Ce qui est vrai, c'est que la demande de logements concerne essentiellement les logements sociaux ! Et vous, vous proposez de diminuer la contrainte pour les promoteurs ! Mais, ce faisant, vous allez augmenter la contrainte pour les locataires, qui seront obligés de se rabattre sur des logements à des prix élevés, trop élevés pour eux ! Allez à l'office des poursuites et des faillites ou au Tribunal des baux et loyers, et vous verrez le nombre de personnes qui ne sont pas en mesure de payer leur logement ! C'est bien cette catégorie de logements - les logements sociaux - qui fait cruellement défaut à ces personnes.
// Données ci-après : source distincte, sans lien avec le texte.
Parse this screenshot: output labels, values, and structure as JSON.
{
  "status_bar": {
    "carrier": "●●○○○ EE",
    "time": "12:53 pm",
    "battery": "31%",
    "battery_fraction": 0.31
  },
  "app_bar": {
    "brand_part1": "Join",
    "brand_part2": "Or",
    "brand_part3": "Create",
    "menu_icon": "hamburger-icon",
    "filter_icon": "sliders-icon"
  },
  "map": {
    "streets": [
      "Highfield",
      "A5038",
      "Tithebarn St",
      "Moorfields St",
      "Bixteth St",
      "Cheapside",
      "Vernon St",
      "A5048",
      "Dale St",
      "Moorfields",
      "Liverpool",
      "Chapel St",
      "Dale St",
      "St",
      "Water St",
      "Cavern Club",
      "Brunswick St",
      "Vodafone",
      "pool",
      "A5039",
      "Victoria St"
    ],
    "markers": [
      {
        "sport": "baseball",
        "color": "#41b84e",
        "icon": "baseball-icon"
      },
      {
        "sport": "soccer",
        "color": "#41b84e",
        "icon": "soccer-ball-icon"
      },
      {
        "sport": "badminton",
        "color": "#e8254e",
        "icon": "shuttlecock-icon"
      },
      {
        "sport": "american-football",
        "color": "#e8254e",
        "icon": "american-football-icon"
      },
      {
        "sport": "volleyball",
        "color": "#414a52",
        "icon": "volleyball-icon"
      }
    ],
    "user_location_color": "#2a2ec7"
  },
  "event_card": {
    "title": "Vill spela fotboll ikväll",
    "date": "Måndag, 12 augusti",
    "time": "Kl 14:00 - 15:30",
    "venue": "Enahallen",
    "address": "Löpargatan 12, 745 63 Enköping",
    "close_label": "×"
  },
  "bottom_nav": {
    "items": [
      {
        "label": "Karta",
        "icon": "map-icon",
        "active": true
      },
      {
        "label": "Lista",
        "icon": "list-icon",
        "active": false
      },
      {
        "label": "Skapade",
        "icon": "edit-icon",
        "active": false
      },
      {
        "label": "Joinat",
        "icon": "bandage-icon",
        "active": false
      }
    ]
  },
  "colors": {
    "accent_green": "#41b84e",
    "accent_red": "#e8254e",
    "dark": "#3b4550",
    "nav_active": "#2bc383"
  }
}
Mesdames et Messieurs les députés, je vous invite à refuser cette motion telle qu'amendée. Je pense qu'il conviendrait de garder la règle de la répartition des deux tiers/un tiers, qui n'est qu'une intention, puisqu'on vient de nous dire qu'une motion n'avait pas force de loi, pour montrer notre intention.

Moralité: je vous propose de suivre les conclusions du rapport de minorité !

M. Hugues Hiltpold (R). Il me semble utile de rappeler en préambule - ce qui a été fait par le rapporteur de majorité - que deux projets de lois, un émanant de l'Entente et l'autre de l'Alternative, relatifs à la problématique de la règle de répartition des deux tiers/un tiers, ont été retirés parce nous étions partis du principe qu'il ne fallait précisément pas légiférer en la matière. Mais cela ne veut pas dire que la pratique courante appliquée par le Conseil d'Etat, qui prévoit deux tiers de logements subventionnés et un tiers de logements dans le secteur libre construits dans les zones de développement, est cautionnée par l'ensemble de ce parlement. Elle ne l'est pas !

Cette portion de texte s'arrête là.